Interaction kinetic analysis in drug design, enzymology and protein research

Abstract: The work presented here is focused on the phenomenon of molecular recognition – the mutual ability of biological molecules to recognize each other through their chemical signatures. Here, the kinetic aspects of recognition were evaluated, as interaction kinetics reveal valuable dimensions in the description of molecular events in biological systems. The primary objects studied in this thesis were human proteins and their interaction partners. Proteins serve a fundamental role in living organisms, supporting the biochemical machinery by means of catalysis, signalling and transport; additionally, proteins are the main targets for drugs.In the first study, carbonic anhydrase (CA) isozymes were employed as a model system to address the problem of drug selectivity. Kinetic signatures preferable for the design of selective sulphonamide-based inhibitors were identified. In a follow up study, the recognition between CA and sulphonamides was separated into two parts, uncovering intrinsic recognition features that genuinely reflect the interaction mechanism. For the first time, the concept of intrinsic interaction kinetics was applied to a drug-target system.Another model protein studied in this thesis was calmodulin (CaM), as its interactions with other proteins should have specific kinetic signatures to support the dynamics of calcium-dependent signalling.
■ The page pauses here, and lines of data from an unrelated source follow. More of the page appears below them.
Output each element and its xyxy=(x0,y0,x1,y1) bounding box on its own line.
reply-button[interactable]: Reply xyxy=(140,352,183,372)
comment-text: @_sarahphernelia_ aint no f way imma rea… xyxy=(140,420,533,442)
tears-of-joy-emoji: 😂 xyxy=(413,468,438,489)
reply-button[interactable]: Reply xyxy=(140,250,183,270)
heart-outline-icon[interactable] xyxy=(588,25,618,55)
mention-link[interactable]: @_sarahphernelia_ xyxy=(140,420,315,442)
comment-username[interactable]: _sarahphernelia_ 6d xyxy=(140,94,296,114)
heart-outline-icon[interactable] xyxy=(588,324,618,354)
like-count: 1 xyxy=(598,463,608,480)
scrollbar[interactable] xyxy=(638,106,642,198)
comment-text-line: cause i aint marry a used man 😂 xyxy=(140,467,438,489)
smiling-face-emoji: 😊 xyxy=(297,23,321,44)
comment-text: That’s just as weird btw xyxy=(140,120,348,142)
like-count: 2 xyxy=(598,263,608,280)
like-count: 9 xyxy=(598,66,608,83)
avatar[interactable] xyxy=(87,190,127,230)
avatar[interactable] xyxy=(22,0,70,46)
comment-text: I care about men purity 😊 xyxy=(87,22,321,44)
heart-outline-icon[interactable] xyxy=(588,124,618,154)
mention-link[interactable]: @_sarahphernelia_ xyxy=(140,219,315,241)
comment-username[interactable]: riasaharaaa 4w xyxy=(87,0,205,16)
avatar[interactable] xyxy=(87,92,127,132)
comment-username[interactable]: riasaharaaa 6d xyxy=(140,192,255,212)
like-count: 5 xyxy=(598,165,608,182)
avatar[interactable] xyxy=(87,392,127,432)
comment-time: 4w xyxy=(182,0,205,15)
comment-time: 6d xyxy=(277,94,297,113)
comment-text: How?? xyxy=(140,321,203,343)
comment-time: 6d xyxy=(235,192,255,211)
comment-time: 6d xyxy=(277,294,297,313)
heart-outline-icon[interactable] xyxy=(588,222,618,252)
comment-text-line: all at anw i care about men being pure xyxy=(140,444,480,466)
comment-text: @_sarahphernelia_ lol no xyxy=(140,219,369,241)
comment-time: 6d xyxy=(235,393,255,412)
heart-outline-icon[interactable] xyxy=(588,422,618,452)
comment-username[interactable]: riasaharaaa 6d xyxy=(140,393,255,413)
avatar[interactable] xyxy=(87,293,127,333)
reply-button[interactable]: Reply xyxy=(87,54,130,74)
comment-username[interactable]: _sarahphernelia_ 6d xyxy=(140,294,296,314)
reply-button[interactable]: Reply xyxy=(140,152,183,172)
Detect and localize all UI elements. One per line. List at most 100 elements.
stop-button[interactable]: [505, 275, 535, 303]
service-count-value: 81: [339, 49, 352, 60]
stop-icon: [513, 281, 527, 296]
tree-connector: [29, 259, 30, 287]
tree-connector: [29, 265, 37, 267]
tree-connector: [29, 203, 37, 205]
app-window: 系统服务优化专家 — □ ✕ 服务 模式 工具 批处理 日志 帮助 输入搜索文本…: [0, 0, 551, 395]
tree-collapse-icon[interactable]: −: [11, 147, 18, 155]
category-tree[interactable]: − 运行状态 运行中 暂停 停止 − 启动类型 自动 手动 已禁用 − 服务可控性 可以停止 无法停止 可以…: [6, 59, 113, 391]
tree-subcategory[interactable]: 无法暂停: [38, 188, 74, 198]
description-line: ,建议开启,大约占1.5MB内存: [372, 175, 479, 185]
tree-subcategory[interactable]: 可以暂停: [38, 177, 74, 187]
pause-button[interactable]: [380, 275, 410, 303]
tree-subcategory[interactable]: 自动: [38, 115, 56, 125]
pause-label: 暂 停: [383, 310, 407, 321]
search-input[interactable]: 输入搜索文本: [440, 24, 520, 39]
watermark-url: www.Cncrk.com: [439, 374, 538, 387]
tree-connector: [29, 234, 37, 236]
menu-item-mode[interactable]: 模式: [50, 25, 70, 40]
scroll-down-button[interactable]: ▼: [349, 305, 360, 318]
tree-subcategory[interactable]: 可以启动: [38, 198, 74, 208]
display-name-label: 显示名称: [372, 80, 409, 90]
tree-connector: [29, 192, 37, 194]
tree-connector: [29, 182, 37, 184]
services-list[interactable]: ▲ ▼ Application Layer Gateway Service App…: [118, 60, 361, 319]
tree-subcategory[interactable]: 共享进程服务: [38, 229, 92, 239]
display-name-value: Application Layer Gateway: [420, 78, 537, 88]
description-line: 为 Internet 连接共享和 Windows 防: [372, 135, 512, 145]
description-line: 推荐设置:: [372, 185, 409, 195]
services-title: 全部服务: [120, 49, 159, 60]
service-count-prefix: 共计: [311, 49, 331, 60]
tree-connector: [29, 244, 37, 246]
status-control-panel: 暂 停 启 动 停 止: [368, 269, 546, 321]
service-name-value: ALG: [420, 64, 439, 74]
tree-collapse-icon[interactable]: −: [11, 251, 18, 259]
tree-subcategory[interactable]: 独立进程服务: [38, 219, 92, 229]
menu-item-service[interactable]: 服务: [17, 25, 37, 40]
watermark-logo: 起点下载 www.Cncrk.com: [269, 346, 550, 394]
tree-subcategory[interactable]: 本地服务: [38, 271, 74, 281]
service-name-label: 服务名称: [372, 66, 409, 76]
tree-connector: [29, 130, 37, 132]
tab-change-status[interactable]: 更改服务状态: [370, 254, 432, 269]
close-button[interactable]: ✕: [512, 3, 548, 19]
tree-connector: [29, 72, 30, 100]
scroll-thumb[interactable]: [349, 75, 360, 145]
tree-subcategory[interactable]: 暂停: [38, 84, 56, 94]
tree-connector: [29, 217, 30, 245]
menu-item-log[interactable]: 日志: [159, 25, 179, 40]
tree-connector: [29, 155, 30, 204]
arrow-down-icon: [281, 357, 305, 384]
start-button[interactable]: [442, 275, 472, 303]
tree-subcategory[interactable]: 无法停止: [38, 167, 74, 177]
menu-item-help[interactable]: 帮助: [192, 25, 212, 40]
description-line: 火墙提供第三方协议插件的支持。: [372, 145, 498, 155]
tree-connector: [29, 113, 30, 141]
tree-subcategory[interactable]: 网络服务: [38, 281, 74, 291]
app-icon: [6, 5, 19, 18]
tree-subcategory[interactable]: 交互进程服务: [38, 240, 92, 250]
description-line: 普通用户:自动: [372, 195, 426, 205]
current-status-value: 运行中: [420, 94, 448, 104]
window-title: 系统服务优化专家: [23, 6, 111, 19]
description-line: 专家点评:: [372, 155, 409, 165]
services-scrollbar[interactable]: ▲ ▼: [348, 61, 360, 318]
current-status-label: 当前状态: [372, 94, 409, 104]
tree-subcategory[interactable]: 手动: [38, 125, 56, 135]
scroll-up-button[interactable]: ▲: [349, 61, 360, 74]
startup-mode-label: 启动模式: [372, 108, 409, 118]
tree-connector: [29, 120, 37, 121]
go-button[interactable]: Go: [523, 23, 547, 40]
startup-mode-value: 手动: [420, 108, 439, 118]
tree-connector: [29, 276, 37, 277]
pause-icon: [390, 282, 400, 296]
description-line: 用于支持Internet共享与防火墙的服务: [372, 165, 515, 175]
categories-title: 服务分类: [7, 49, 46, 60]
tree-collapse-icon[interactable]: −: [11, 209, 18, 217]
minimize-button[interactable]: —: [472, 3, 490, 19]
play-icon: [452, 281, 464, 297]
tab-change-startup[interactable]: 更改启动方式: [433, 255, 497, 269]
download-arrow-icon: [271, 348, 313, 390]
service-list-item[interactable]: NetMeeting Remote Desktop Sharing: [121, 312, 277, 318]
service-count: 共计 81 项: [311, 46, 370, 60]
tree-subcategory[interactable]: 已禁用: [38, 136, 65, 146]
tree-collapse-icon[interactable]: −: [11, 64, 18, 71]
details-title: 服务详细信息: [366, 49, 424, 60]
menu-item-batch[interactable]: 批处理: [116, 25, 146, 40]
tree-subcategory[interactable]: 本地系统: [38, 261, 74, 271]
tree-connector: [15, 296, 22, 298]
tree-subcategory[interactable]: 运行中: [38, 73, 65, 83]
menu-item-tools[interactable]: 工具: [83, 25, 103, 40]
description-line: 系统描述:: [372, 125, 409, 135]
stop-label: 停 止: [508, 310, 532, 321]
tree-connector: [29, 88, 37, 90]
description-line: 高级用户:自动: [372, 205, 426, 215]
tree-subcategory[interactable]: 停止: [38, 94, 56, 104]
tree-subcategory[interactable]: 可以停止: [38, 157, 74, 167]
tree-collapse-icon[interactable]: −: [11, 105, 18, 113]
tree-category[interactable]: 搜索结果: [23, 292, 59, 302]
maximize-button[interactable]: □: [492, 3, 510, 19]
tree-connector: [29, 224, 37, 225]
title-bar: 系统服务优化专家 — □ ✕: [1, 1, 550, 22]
The study evolved around calcium-dependent CaM interactions with the neuronal protein neurogranin (Ng), and revealed its complex nature. Ng was found to interact with CaM both in presence and absence of calcium, but with different kinetics and affinity. This finding supports development of a mechanistic model of calcium sensitivity regulation.The last two projects were more applied, exploring the druggability of an emerging class of pharmaceutical targets – epigenetic enzymes. Expertise and methodology for biophysically guided drug discovery towards histone demethylase LSD1 and histone methyltransferase SMYD3 were developed. For LSD1, the project assisted the rational design of active site-targeting macrocyclic peptides, and resulted in the development of competitive inhibitors with a well described mechanism of action. A novel biophysical platform for screening was developed for SMYD3. It proved to be successful, as it identified previously unknown allosteric ligand binding site. Both projects were supported by structural studies, expanding the druggable space of epigenetic targets.